When the first patient came back well from the seaside her rejoicing

overflowed in exultation before the friends to whom she confessed her

agency in the affair. Putney pretended that he could not see what pleasure

she could reasonably take in restoring the child to the sort of life it had

been born to; but that was a matter she would not consider, theoretically

or practically.

She began to go outside of Dr. Morrell's authority; she looked up two cases

herself, and, upon advising with their grandmothers, sent them to the

seaside, and she was at the station when the train came in with the young

mother and the still younger aunt of one of the sick children. She did

not see the baby, and the mother passed her with a stare of impassioned

reproach, and fell sobbing on the neck of her husband, waiting for her on

the platform. Annie felt the blood drop back upon her heart. She caught at

the girlish aunt, who was looking about her with a sense of the interest

which attached to herself as a party to the spectacle.

"Oh, Rebecca, where is the child?"

"Well, there, Miss Kilburn, I'm _ril_ sorry to tell you, but I guess

the sea-air didn't do it a great deal of good, if any. I tell Maria she'll

see it in the right light after a while, but of course she can't, first

off. Well, there! _Somebody's_ got to look after it. You'll excuse

_me_, Miss Kilburn."

Annie saw her run off to the baggage-car, from which the baggage-man was

handing out a narrow box. The ground reeled under her feet; she got the

public depot carriage and drove home.

She sent for Dr.

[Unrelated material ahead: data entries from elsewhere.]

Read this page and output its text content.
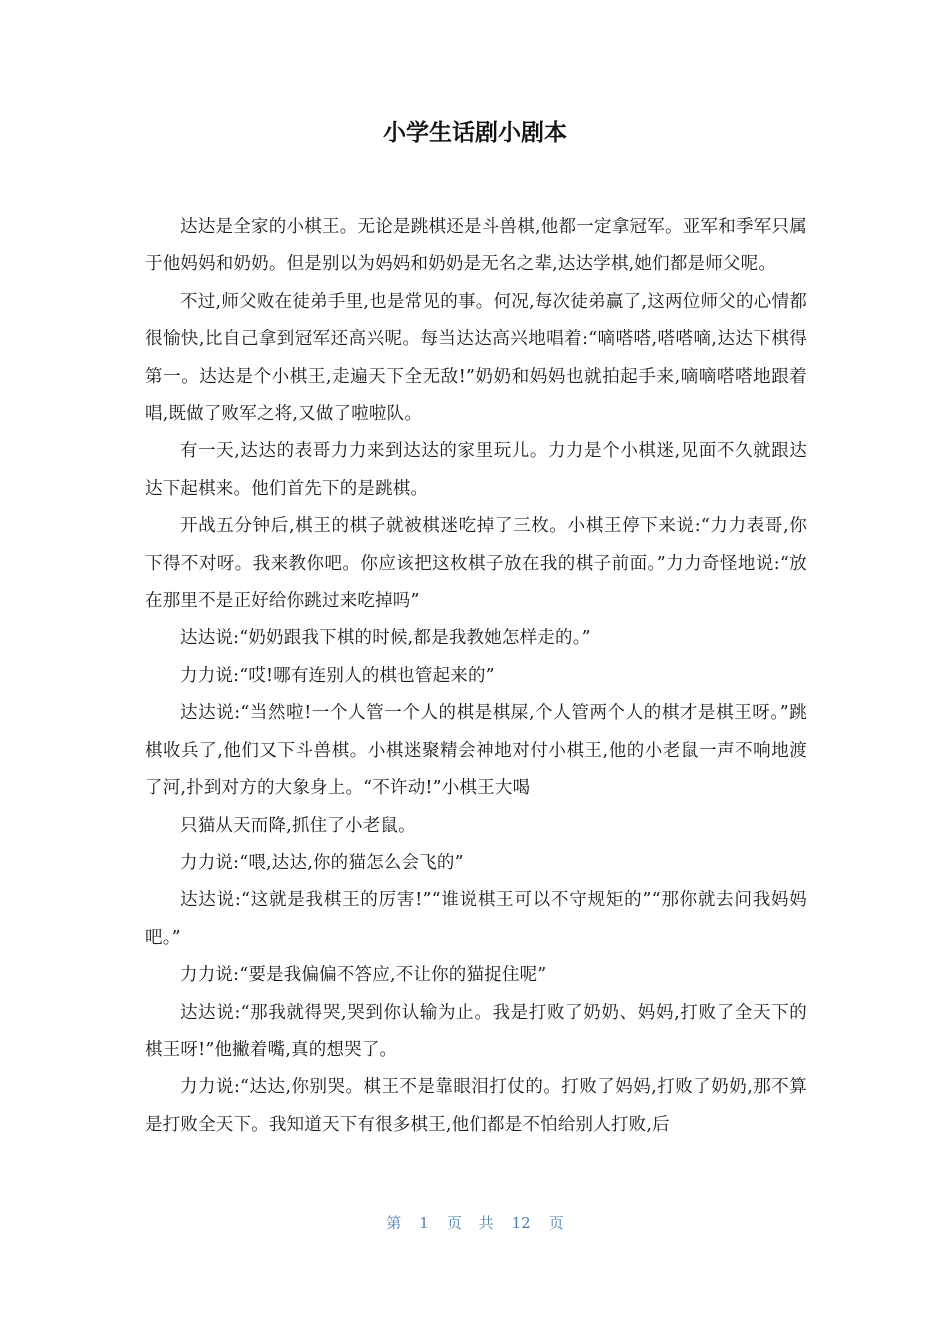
小学生话剧小剧本

达达是全家的小棋王。无论是跳棋还是斗兽棋,他都一定拿冠军。亚军和季军只属于他妈妈和奶奶。但是别以为妈妈和奶奶是无名之辈,达达学棋,她们都是师父呢。

不过,师父败在徒弟手里,也是常见的事。何况,每次徒弟赢了,这两位师父的心情都很愉快,比自己拿到冠军还高兴呢。每当达达高兴地唱着:“嘀嗒嗒,嗒嗒嘀,达达下棋得第一。达达是个小棋王,走遍天下全无敌!”奶奶和妈妈也就拍起手来,嘀嘀嗒嗒地跟着唱,既做了败军之将,又做了啦啦队。

有一天,达达的表哥力力来到达达的家里玩儿。力力是个小棋迷,见面不久就跟达达下起棋来。他们首先下的是跳棋。

开战五分钟后,棋王的棋子就被棋迷吃掉了三枚。小棋王停下来说:“力力表哥,你下得不对呀。我来教你吧。你应该把这枚棋子放在我的棋子前面。”力力奇怪地说:“放在那里不是正好给你跳过来吃掉吗”

达达说:“奶奶跟我下棋的时候,都是我教她怎样走的。”

力力说:“哎!哪有连别人的棋也管起来的”

达达说:“当然啦!一个人管一个人的棋是棋屎,个人管两个人的棋才是棋王呀。”跳棋收兵了,他们又下斗兽棋。小棋迷聚精会神地对付小棋王,他的小老鼠一声不响地渡了河,扑到对方的大象身上。“不许动!”小棋王大喝

只猫从天而降,抓住了小老鼠。

力力说:“喂,达达,你的猫怎么会飞的”

达达说:“这就是我棋王的厉害!”“谁说棋王可以不守规矩的”“那你就去问我妈妈吧。”

力力说:“要是我偏偏不答应,不让你的猫捉住呢”

达达说:“那我就得哭,哭到你认输为止。我是打败了奶奶、妈妈,打败了全天下的棋王呀!”他撇着嘴,真的想哭了。

力力说:“达达,你别哭。棋王不是靠眼泪打仗的。打败了妈妈,打败了奶奶,那不算是打败全天下。我知道天下有很多棋王,他们都是不怕给别人打败,后

第 1 页 共 12 页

Morrell, and poured out the confession of her error upon

him before he could speak. "I am a murderess," she ended hysterically.

"Don't deny it!"

"I think you can be got off on the ground of insanity, Miss Kilburn, if you

go on in this way," he answered.

Her desperation broke in tears. "Oh, what shall I do--what shall I do? I've

killed the child!"

"Oh no, you haven't," he retorted. "I know the case. The only hope for it

was the sea-air; I was going to ask you to send it--"

She took down her handkerchief and gave him a piercing look. "Dr. Morrell,

if you are lying to me--"

"I'm not lying, Miss Kilburn," he answered. "You've done a very

unwarrantable thing in both of the cases that you sent to the seaside on

your own responsibility. One of them I certainly shouldn't have advised

sending, but it's turned out well. You've no more credit for it, though,

than for this that died; and you won't think I'm lying, perhaps, when I say

you're equally to blame in both instances."